The Future of Forumula 1

So let's review how the business of Formula 1 looks for the next year, shall we?

  • Formula 1 lost its last foot hold in the highly desirable North American market when Canada was priced out of the running.

  • Formula 1 lost one of its originating countries when France decided they could not afford to host an event.

  • There may, or may not, be a change to replace drivers points with a "medals" system.

  • China may, or may not, be renewing their contract when it is up after 2010.

  • Honda, a major world manufacturer, is (most likely) out. The world economic slowdown being what it is, the prospects of finding a well-financed buyer is rather diminished.

  • Torro Rosso's future is in doubt.

  • The FIA has announced that Cosworth, Xtrac, and Ricardo Transmissions will provide complete powertrains (engines and transmissions) for Formula 1 starting from 2010.

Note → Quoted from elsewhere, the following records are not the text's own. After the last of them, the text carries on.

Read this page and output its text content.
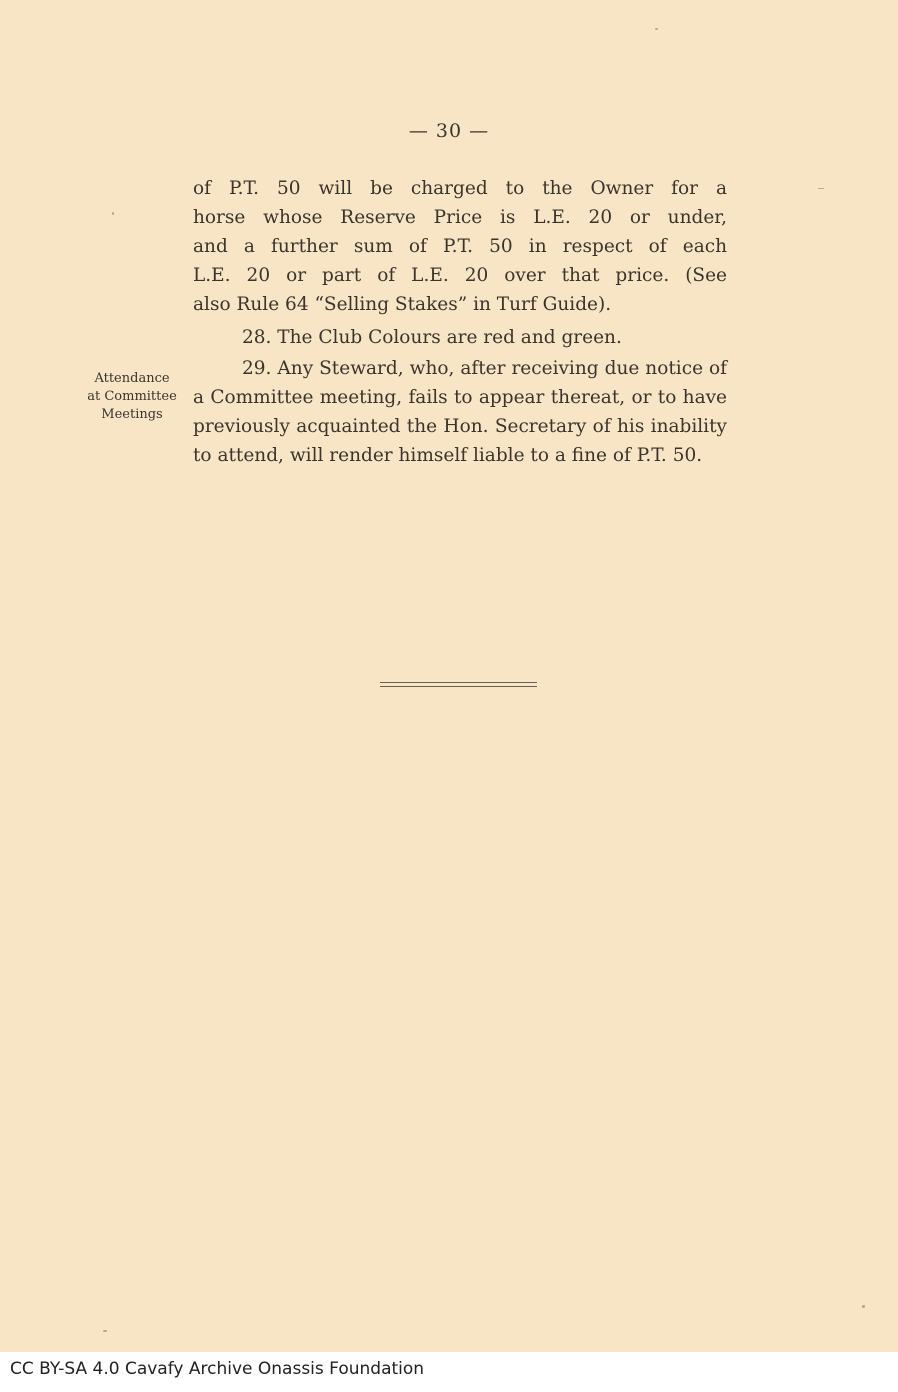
— 30 —

of P.T. 50 will be charged to the Owner for a
horse whose Reserve Price is L.E. 20 or under,
and a further sum of P.T. 50 in respect of each
L.E. 20 or part of L.E. 20 over that price. (See
also Rule 64 “Selling Stakes” in Turf Guide).

28. The Club Colours are red and green.

29. Any Steward, who, after receiving due notice of a Committee meeting, fails to appear thereat, or to have previously acquainted the Hon. Secretary of his inability to attend, will render himself liable to a fine of P.T. 50.

Attendance
at Committee
Meetings
CC BY-SA 4.0 Cavafy Archive Onassis Foundation
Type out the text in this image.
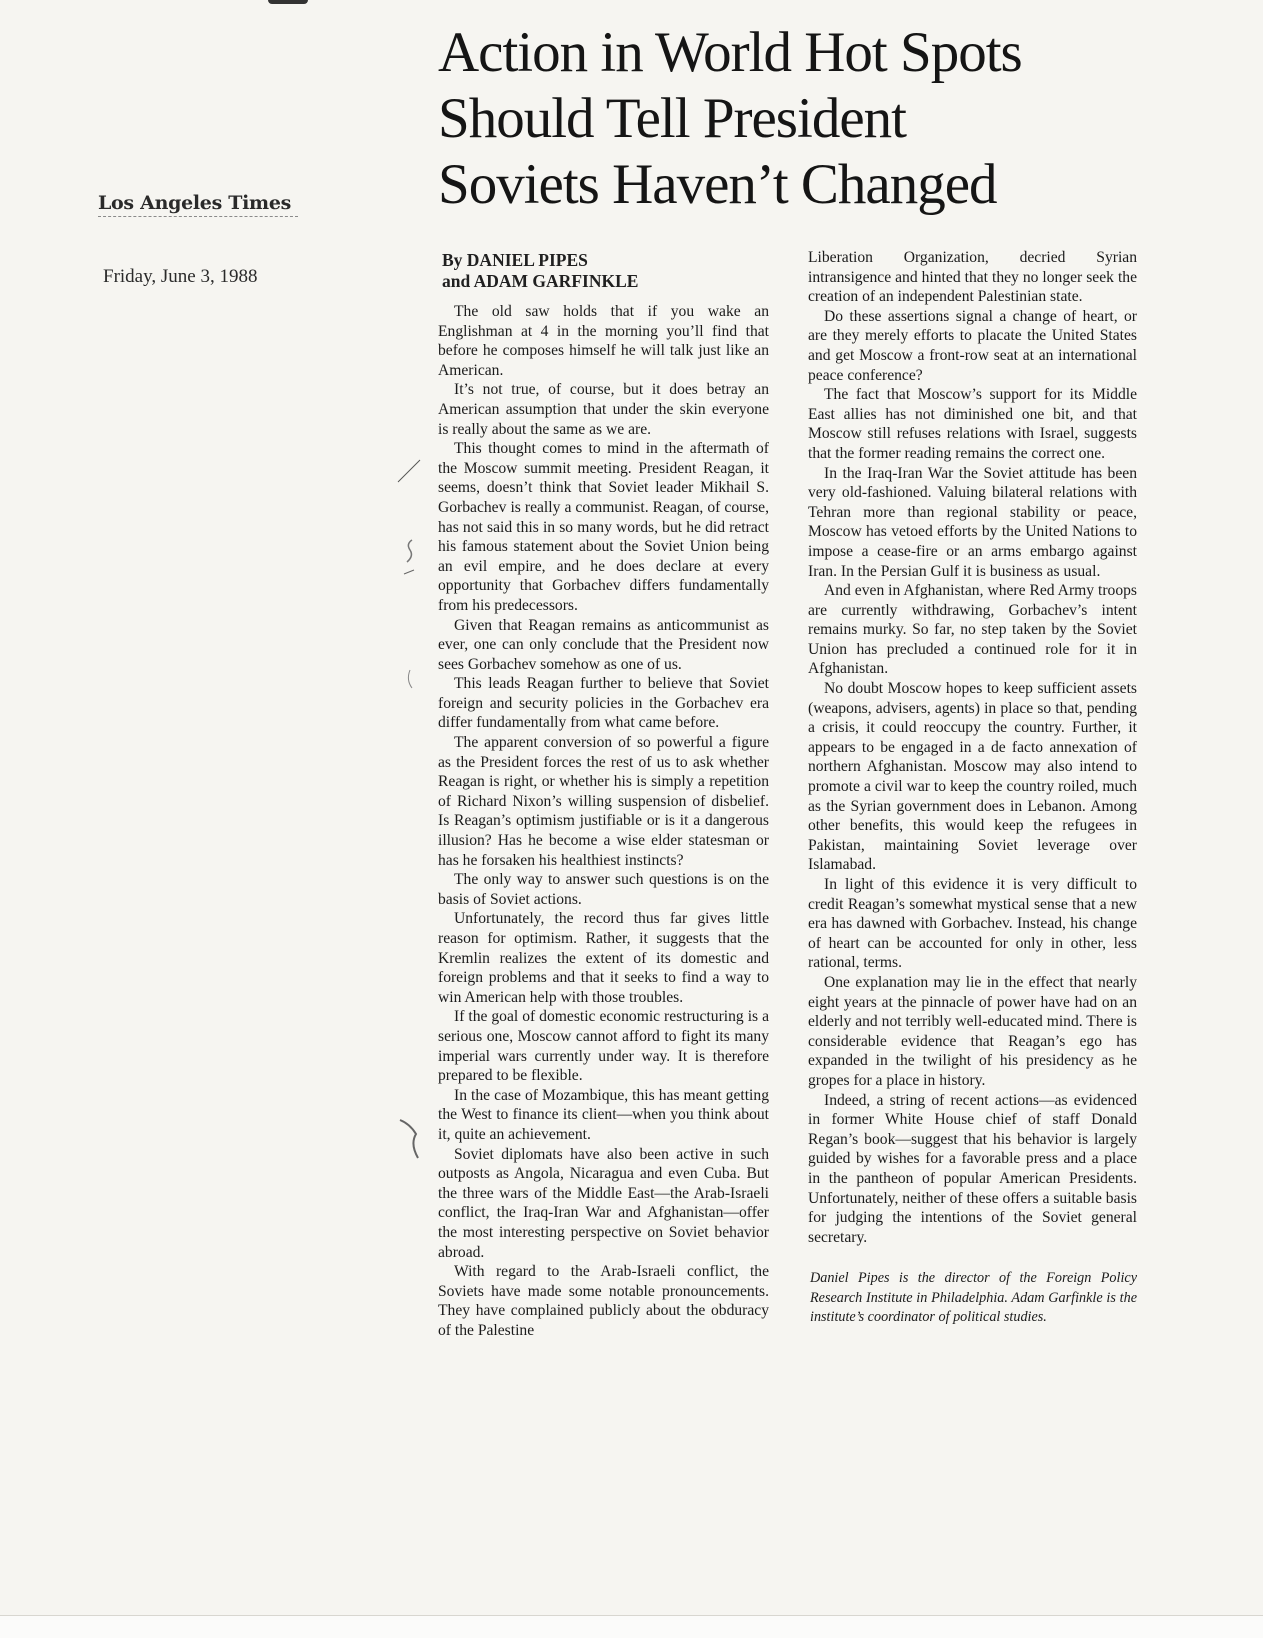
Los Angeles Times
Friday, June 3, 1988
Action in World Hot Spots
Should Tell President
Soviets Haven’t Changed
By DANIEL PIPES
and ADAM GARFINKLE

The old saw holds that if you wake an Englishman at 4 in the morning you’ll find that before he composes himself he will talk just like an American.

It’s not true, of course, but it does betray an American assumption that under the skin everyone is really about the same as we are.

This thought comes to mind in the aftermath of the Moscow summit meeting. President Reagan, it seems, doesn’t think that Soviet leader Mikhail S. Gorbachev is really a communist. Reagan, of course, has not said this in so many words, but he did retract his famous statement about the Soviet Union being an evil empire, and he does declare at every opportunity that Gorbachev differs fundamentally from his predecessors.

Given that Reagan remains as anticommunist as ever, one can only conclude that the President now sees Gorbachev somehow as one of us.

This leads Reagan further to believe that Soviet foreign and security policies in the Gorbachev era differ fundamentally from what came before.

The apparent conversion of so powerful a figure as the President forces the rest of us to ask whether Reagan is right, or whether his is simply a repetition of Richard Nixon’s willing suspension of disbelief. Is Reagan’s optimism justifiable or is it a dangerous illusion? Has he become a wise elder statesman or has he forsaken his healthiest instincts?

The only way to answer such questions is on the basis of Soviet actions.

Unfortunately, the record thus far gives little reason for optimism. Rather, it suggests that the Kremlin realizes the extent of its domestic and foreign problems and that it seeks to find a way to win American help with those troubles.

If the goal of domestic economic restructuring is a serious one, Moscow cannot afford to fight its many imperial wars currently under way. It is therefore prepared to be flexible.

In the case of Mozambique, this has meant getting the West to finance its client—when you think about it, quite an achievement.

Soviet diplomats have also been active in such outposts as Angola, Nicaragua and even Cuba. But the three wars of the Middle East—the Arab-Israeli conflict, the Iraq-Iran War and Afghanistan—offer the most interesting perspective on Soviet behavior abroad.

With regard to the Arab-Israeli conflict, the Soviets have made some notable pronouncements. They have complained publicly about the obduracy of the Palestine

Liberation Organization, decried Syrian intransigence and hinted that they no longer seek the creation of an independent Palestinian state.

Do these assertions signal a change of heart, or are they merely efforts to placate the United States and get Moscow a front-row seat at an international peace conference?

The fact that Moscow’s support for its Middle East allies has not diminished one bit, and that Moscow still refuses relations with Israel, suggests that the former reading remains the correct one.

In the Iraq-Iran War the Soviet attitude has been very old-fashioned. Valuing bilateral relations with Tehran more than regional stability or peace, Moscow has vetoed efforts by the United Nations to impose a cease-fire or an arms embargo against Iran. In the Persian Gulf it is business as usual.

And even in Afghanistan, where Red Army troops are currently withdrawing, Gorbachev’s intent remains murky. So far, no step taken by the Soviet Union has precluded a continued role for it in Afghanistan.

No doubt Moscow hopes to keep sufficient assets (weapons, advisers, agents) in place so that, pending a crisis, it could reoccupy the country. Further, it appears to be engaged in a de facto annexation of northern Afghanistan. Moscow may also intend to promote a civil war to keep the country roiled, much as the Syrian government does in Lebanon. Among other benefits, this would keep the refugees in Pakistan, maintaining Soviet leverage over Islamabad.

In light of this evidence it is very difficult to credit Reagan’s somewhat mystical sense that a new era has dawned with Gorbachev. Instead, his change of heart can be accounted for only in other, less rational, terms.

One explanation may lie in the effect that nearly eight years at the pinnacle of power have had on an elderly and not terribly well-educated mind. There is considerable evidence that Reagan’s ego has expanded in the twilight of his presidency as he gropes for a place in history.

Indeed, a string of recent actions—as evidenced in former White House chief of staff Donald Regan’s book—suggest that his behavior is largely guided by wishes for a favorable press and a place in the pantheon of popular American Presidents. Unfortunately, neither of these offers a suitable basis for judging the intentions of the Soviet general secretary.

Daniel Pipes is the director of the Foreign Policy Research Institute in Philadelphia. Adam Garfinkle is the institute’s coordinator of political studies.
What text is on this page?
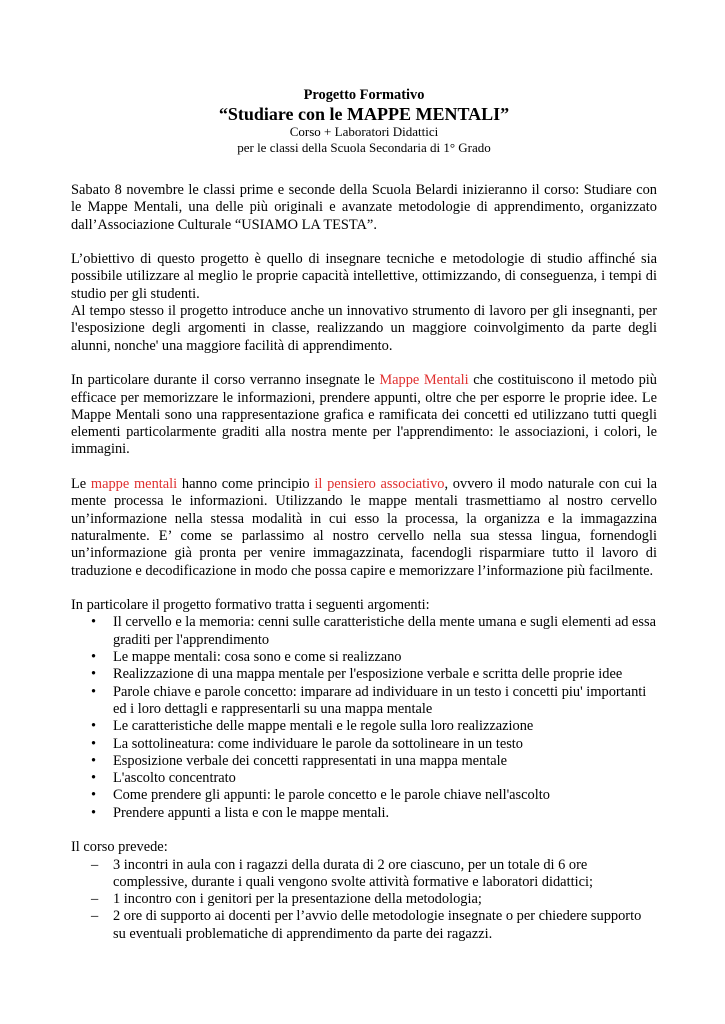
Progetto Formativo
“Studiare con le MAPPE MENTALI”
Corso + Laboratori Didattici
per le classi della Scuola Secondaria di 1° Grado

Sabato 8 novembre le classi prime e seconde della Scuola Belardi inizieranno il corso: Studiare con le Mappe Mentali, una delle più originali e avanzate metodologie di apprendimento, organizzato dall’Associazione Culturale “USIAMO LA TESTA”.

L’obiettivo di questo progetto è quello di insegnare tecniche e metodologie di studio affinché sia possibile utilizzare al meglio le proprie capacità intellettive, ottimizzando, di conseguenza, i tempi di studio per gli studenti.

Al tempo stesso il progetto introduce anche un innovativo strumento di lavoro per gli insegnanti, per l'esposizione degli argomenti in classe, realizzando un maggiore coinvolgimento da parte degli alunni, nonche' una maggiore facilità di apprendimento.

In particolare durante il corso verranno insegnate le Mappe Mentali che costituiscono il metodo più efficace per memorizzare le informazioni, prendere appunti, oltre che per esporre le proprie idee. Le Mappe Mentali sono una rappresentazione grafica e ramificata dei concetti ed utilizzano tutti quegli elementi particolarmente graditi alla nostra mente per l'apprendimento: le associazioni, i colori, le immagini.

Le mappe mentali hanno come principio il pensiero associativo, ovvero il modo naturale con cui la mente processa le informazioni. Utilizzando le mappe mentali trasmettiamo al nostro cervello un’informazione nella stessa modalità in cui esso la processa, la organizza e la immagazzina naturalmente. E’ come se parlassimo al nostro cervello nella sua stessa lingua, fornendogli un’informazione già pronta per venire immagazzinata, facendogli risparmiare tutto il lavoro di traduzione e decodificazione in modo che possa capire e memorizzare l’informazione più facilmente.

In particolare il progetto formativo tratta i seguenti argomenti:

• Il cervello e la memoria: cenni sulle caratteristiche della mente umana e sugli elementi ad essa graditi per l'apprendimento
• Le mappe mentali: cosa sono e come si realizzano
• Realizzazione di una mappa mentale per l'esposizione verbale e scritta delle proprie idee
• Parole chiave e parole concetto: imparare ad individuare in un testo i concetti piu' importanti ed i loro dettagli e rappresentarli su una mappa mentale
• Le caratteristiche delle mappe mentali e le regole sulla loro realizzazione
• La sottolineatura: come individuare le parole da sottolineare in un testo
• Esposizione verbale dei concetti rappresentati in una mappa mentale
• L'ascolto concentrato
• Come prendere gli appunti: le parole concetto e le parole chiave nell'ascolto
• Prendere appunti a lista e con le mappe mentali.

Il corso prevede:

– 3 incontri in aula con i ragazzi della durata di 2 ore ciascuno, per un totale di 6 ore complessive, durante i quali vengono svolte attività formative e laboratori didattici;
– 1 incontro con i genitori per la presentazione della metodologia;
– 2 ore di supporto ai docenti per l’avvio delle metodologie insegnate o per chiedere supporto su eventuali problematiche di apprendimento da parte dei ragazzi.
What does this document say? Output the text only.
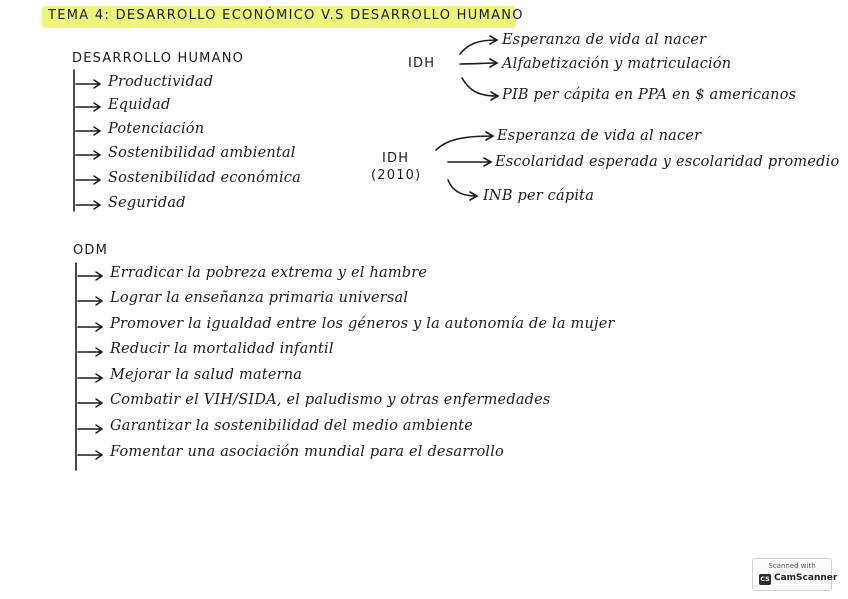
TEMA 4: DESARROLLO ECONÓMICO V.S DESARROLLO HUMANO
DESARROLLO HUMANO
Productividad
Equidad
Potenciación
Sostenibilidad ambiental
Sostenibilidad económica
Seguridad
IDH
Esperanza de vida al nacer
Alfabetización y matriculación
PIB per cápita en PPA en $ americanos
IDH
(2010)
Esperanza de vida al nacer
Escolaridad esperada y escolaridad promedio
INB per cápita
ODM
Erradicar la pobreza extrema y el hambre
Lograr la enseñanza primaria universal
Promover la igualdad entre los géneros y la autonomía de la mujer
Reducir la mortalidad infantil
Mejorar la salud materna
Combatir el VIH/SIDA, el paludismo y otras enfermedades
Garantizar la sostenibilidad del medio ambiente
Fomentar una asociación mundial para el desarrollo
Scanned with
CS CamScanner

(Leaving aside the issue that the new aero package makes the cars look ugly.)

The future, bluntly, does not look bright. Formula 1 is turning its back on traditional tracks and markets, fleeing to areas where governments and organizations are willing to pay top dollar to host an event. Nothing wrong with that in the short term, economics and capitalism being what they are, but by doing so Formula 1 runs the risk of alienating traditional western fans. These fans are used to following the racing around the world partly on the premise that the tour comes to their country (or, in Europe, a country close enough to make a trip to see the event an affordable prospect).

Removing the incentives of visits to desirable markets, plus removing the ability to showcase their engineering talents by mandating a "stock" powertrain unit, leaves one to wonder how long the manufacturers will continue to be involved. Why would Mercedes, BMW, Toyota, Renault, and Ferrari want to put their logo over someone else's work?

There is also the problem with the show, wanting this "medals" system to determine the driver's championship. Looking at the recent past, such a system historically would have only changed one year's champion out of the past twenty or so -- the last one, where Massa would have had more victories to Hamilton's. The proposal will also return the sport to the situation where the driver's championship is wrapped up by August, diminishing international interest in the ending races.

All these together represent a diminishing in sponsor value. If people are not watching, then the sponsor gets a lower return on their sponsorship -- unless the amounts of money involved in sponsorship drop similarly. If this happens, there will initially be a "flight to quality", where the top performing teams have the benefit of the available funding, and this will only put further pressure on the rear of the field, squeezing out some the under-performing teams.

If a manufacturer wants to put their sporting efforts into a formula where engineering skills are permitted to be applied in a more interesting area, they very well might leave for other formulas -- perhaps back to sports cars.

Regarding finance, I have always said that the problem with Formula 1 isn't that (say) Ferrari spends (say) $200 million a year -- the problem is that Ferrari has $200 million a year to spend, and shows a profit (both on the track and financially) by doing so. Mandating that teams can not spend money in certain areas does nothing to remove the fact that Ferrari has the financial resources, and if it can spend money in an area even for only a marginal advantage over teams which cannot afford to spend money, they will continue to do so.

Putting this all together, Formula 1 is risking becoming a "spec" racing series, where teams go an purchase the components off the shelf and put together a package. The problem with this is that it might become "yet another" spec series, one with high participation costs for low returns.

It would be mildly ironic if the FIA achieves their goal of reducing spending in Formula 1 by basically strangling the life out of it.